We performed the first phase of an inter-laboratory study based on standard methodology established within the consortium at a joint workshop in December 2019 (M3) in Porto. The second phase of the study is currently being planned and its outcome will be a standard methodology for ARG’s detection in wastewater.
The online database embedded in the MiDAS platform has been established and put into operation by a joint effort of UCT and AAU see https://midas.programming.cool/guide/antibiotic-resistance.
The promoting activities (open summer school, papers publishing, operation, and promotion of the database) are mainly planned for the second part of the project. But we already established the web-based platform (https://repares.vscht.cz/) and we produced two newsletters where we actively inform about new ARG-related events and researches taking place. We also published 1 educational YouTube video in Czech and English mutations (https://www.youtube.com/channel/UCNkFASNumnK-wSxtwkgN0Mw)

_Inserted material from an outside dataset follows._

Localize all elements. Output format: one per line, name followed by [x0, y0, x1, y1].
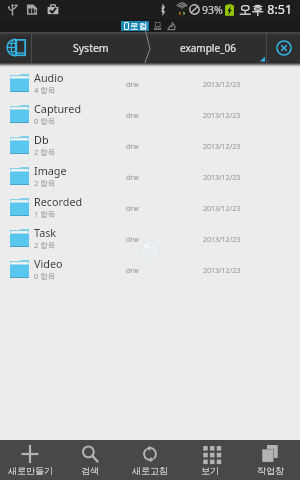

REPARES aims at advancing the European community‘s know-how on antibiotic resistance across sanitation waterways, namely improving methodology so that data published worldwide are better comparable. Also, we aim to offer better accessibility of metagenomic data through operating the MiDAS-based database. REPARES acts as an essential vector to disseminate information on antimicrobial resistance spread within European WWTPs beyond science and technology in order to reach the non-academic community by means of open events, popularization publications, and operation of the REPARES web platform.